La femme dirigea son regard amusé sur nous et déclara :
— Par conséquent, le thème du deuxième tour sera... la cuisine !!
Tous les participants se figèrent de stupeur, moi y compris.
— Nous sommes tous deux de fins gourmets ! dit la femme. Votre mission sera de satisfaire notre appétit en nous préparant à manger !
Je n'en croyais pas mes oreilles. Pour passer le deuxième tour, il suffisait de préparer un plat ? J'avais l'habitude de cuisiner quand mes parents rentraient tard du travail, alors cette épreuve serait pour moi d'une facilité inhabituelle. Un sentiment d'espoir m'envahit ; je pourrais peut être encore continuer l'examen.
— Vous allez commencer par me préparer les plats que je vous commanderai, dis le gros juge.

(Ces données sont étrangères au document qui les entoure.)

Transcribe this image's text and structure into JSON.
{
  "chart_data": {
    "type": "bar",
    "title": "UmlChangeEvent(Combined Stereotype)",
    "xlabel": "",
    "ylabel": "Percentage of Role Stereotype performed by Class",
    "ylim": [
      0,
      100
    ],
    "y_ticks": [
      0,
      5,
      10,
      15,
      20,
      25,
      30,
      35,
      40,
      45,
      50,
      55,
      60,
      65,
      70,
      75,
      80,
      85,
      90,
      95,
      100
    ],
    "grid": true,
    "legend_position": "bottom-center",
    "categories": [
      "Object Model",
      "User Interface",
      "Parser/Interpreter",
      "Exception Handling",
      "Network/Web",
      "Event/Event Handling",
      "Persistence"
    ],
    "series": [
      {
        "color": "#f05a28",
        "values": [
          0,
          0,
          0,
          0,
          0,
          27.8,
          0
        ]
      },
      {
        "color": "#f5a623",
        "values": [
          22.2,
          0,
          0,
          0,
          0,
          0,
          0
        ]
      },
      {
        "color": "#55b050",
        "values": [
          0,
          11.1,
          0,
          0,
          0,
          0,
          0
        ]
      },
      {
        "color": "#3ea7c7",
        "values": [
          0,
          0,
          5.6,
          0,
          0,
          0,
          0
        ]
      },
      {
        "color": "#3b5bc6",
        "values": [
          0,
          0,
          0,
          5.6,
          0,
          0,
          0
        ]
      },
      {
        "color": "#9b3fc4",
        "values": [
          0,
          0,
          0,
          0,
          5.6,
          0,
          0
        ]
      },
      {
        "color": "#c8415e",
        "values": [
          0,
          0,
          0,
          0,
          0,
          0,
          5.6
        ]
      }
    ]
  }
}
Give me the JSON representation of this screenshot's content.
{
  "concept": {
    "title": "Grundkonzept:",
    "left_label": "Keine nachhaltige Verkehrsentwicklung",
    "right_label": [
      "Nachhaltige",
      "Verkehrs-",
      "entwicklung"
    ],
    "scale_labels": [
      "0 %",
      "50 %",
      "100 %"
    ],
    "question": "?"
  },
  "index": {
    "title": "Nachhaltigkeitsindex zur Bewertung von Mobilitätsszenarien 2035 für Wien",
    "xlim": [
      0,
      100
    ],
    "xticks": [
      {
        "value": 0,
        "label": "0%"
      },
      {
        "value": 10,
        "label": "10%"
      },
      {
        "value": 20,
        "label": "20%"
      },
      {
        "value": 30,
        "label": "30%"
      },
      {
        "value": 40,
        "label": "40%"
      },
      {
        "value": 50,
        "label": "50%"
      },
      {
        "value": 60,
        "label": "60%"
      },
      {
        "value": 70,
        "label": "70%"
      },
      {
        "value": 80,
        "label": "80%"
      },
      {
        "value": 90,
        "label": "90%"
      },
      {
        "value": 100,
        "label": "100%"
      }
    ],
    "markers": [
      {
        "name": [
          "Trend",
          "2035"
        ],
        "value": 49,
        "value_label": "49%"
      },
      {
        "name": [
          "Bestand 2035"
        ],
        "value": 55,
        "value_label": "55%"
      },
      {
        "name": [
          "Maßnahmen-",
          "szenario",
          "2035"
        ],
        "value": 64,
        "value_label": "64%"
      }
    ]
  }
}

— Ensuite, compléta la femme avec un sourire, ceux qui seront qualifiés s'occuperont de moi ! Nous clôturerons ce test lorsque nous n'aurons plus faim.
Les candidats semblaient à la fois tendus et contrariés. Ça m'étonnerait si de grands colosses comme eux, qui se battaient comme ils respiraient, savaient simplement faire cuire des pâtes.
— C'est quoi ça ? marmonna Léolio. J'ai jamais cuisiné moi !
Pour une fois que j'avais une longueur d'avance sur eux, c'était incroyable !
Le juge leva son doigt pour attirer notre attention :
— Pour moi, ce sera de la viande de porc grillée ! Si vous chassez dans le bois de Biska, peu m'importe le type de porc... QUE LE DEUXIÈME TOUR COMMENCE !!